Pierre Gasly e a Punição no GP de Mônaco
Pierre Gasly cruzou a linha de chegada na terceira posição durante o Grande Prêmio de Mônaco de Fórmula 1, realizado no último domingo, dia 7. No entanto, ele perdeu essa colocação após ser penalizado com uma punição de 5 segundos por excesso de velocidade no pit lane. A equipe Alpine, à qual Gasly pertence, agora planeja solicitar uma revisão do caso junto à Federação Internacional de Automobilismo (FIA). Entretanto, as expectativas em relação ao sucesso desse pedido são baixas.

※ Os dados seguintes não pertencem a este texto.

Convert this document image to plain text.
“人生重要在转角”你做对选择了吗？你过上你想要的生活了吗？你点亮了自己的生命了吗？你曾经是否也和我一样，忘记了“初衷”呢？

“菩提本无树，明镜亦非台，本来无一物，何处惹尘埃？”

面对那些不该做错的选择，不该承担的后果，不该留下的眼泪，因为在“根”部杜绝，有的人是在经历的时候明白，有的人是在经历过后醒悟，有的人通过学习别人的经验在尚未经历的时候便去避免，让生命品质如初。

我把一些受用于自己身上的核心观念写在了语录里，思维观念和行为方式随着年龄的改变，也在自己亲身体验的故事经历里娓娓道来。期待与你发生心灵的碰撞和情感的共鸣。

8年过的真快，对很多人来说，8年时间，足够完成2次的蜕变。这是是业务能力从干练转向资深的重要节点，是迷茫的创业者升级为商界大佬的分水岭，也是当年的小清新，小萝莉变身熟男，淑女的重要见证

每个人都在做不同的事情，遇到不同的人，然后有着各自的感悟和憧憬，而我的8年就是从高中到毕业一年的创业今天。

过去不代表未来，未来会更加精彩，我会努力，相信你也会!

Penalizações Incomuns na Corrida
A corrida em Monte Carlo foi marcada por uma série atípica de penalizações aplicadas pelo mesmo motivo: vários pilotos foram punidos por exceder o limite de velocidade nos boxes. A causa dessas infrações teria relação com um pequeno atalho que existia no pit lane, o qual permitia que os pilotos reduzissem ligeiramente a distância percorrida.
De acordo com informações disponíveis, os sistemas de cronometragem da FIA calculavam a velocidade média considerando o trajeto original do pit lane, sem levar em consideração esse atalho. Essa discrepância pode ajudar a explicar por que as equipes afetadas não conseguiram identificar o problema em seus dados de telemetria em tempo real, enquanto a FIA registrava as infrações.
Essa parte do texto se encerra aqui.